Pierre-Antoine Fabre, “Sciences Sociales et Histoire de la Spiritualitè Moderne”, 41

More (hopefully) inspirational quotations.

‘Thinking about conversion as a passage, and about passage as more than syncretism or breach, suggests a further dimension to conversion, a quest for human belonging.’

– Diane Austin-Boos Intro Anthropology of religious conversion.

‘The temples in that nation ought not to be destroyed; but let the idols that are in them be destroyed… For there is no doubt that it is impossible to efface everything at once from their obdurate minds; because he who endeavours to ascend to the highest places, rises by degrees or steps, and not by leaps’.

– Pope Gregory I to Abbot Mellitus proselytizing still pagan Britain in 7th

‘This violence of landscape, this cruelty of climate, this continual tension in everything, and even these monuments of the past, magnificent yet incomprehensible because not built by us and yet standing round us like lovely mute ghosts; all those rulers who landed by main force from every direction who were at once obeyed, soon detested, and always misunderstood, their only expressions works of art we couldn’t understand and taxes which we understood only too well and which they spent elsewhere: all these things have formed our character, which is thus conditioned by events outside our control as well as by a terrifying insularity of mind.’

– The Prince of Salina in Giuseppe Tomasi di Lampedusa, The Leopard

‘…indigenous people who performed the dramas, playing the parts of sacred beings and interpreting Christian narratives for their fellow Nahuas.
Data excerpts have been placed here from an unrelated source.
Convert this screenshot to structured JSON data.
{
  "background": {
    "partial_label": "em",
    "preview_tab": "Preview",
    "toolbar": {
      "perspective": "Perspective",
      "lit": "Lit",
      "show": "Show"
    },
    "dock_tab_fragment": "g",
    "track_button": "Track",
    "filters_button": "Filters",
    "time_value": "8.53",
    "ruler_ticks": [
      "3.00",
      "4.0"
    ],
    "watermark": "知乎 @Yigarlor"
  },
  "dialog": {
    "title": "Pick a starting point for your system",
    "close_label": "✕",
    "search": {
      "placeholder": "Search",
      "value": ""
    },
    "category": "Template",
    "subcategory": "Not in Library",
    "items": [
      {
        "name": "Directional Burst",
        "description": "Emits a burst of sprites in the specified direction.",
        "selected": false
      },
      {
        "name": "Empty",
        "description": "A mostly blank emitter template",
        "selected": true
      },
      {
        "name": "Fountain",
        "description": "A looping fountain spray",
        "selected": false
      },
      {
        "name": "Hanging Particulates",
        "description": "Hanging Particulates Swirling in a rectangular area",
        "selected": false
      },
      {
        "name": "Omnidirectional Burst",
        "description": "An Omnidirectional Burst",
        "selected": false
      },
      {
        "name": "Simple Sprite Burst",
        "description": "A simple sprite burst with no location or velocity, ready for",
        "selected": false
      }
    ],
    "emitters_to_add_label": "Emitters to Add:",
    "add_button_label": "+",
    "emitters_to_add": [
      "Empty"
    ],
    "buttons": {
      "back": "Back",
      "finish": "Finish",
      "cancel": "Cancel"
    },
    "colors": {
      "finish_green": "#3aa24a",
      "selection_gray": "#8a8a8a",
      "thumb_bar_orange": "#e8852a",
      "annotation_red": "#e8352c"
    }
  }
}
This was a very different mode of behaviour from passively listening to a priest’s homilies or uttering prayers in home or chapel. Theatre engages two realities simultaneously: the pretend world of the characters and script, which in religious theatre mirrors a world of gods and saints who to the believers are very real, and the everyday world beyond the stage, from which actors and audience are partially and fleetingly removed. Juxtaposed in this way, these two realities cannot help but enter into dialectical relationship: the world within the theatrical frame is seen in terms of the world outside, and vice versa. As Victor Turner states, ritual and theatrical performances ‘act as a reflexive metacommentary on the life of their times, feeding on it and assigning meaning to its decisive public and cumulative private events’. The audiences of colonial Nahuatl plays surely interpreted what they saw not only with respect to the imported Christian stories but also with respect to their own lives and the events of their time.’

Theatre of Conversion: Holy Wednesday: Nahua drama from early colonial Mexico -Louise M. Burkhart, university of Pennsylvania Press, 1999.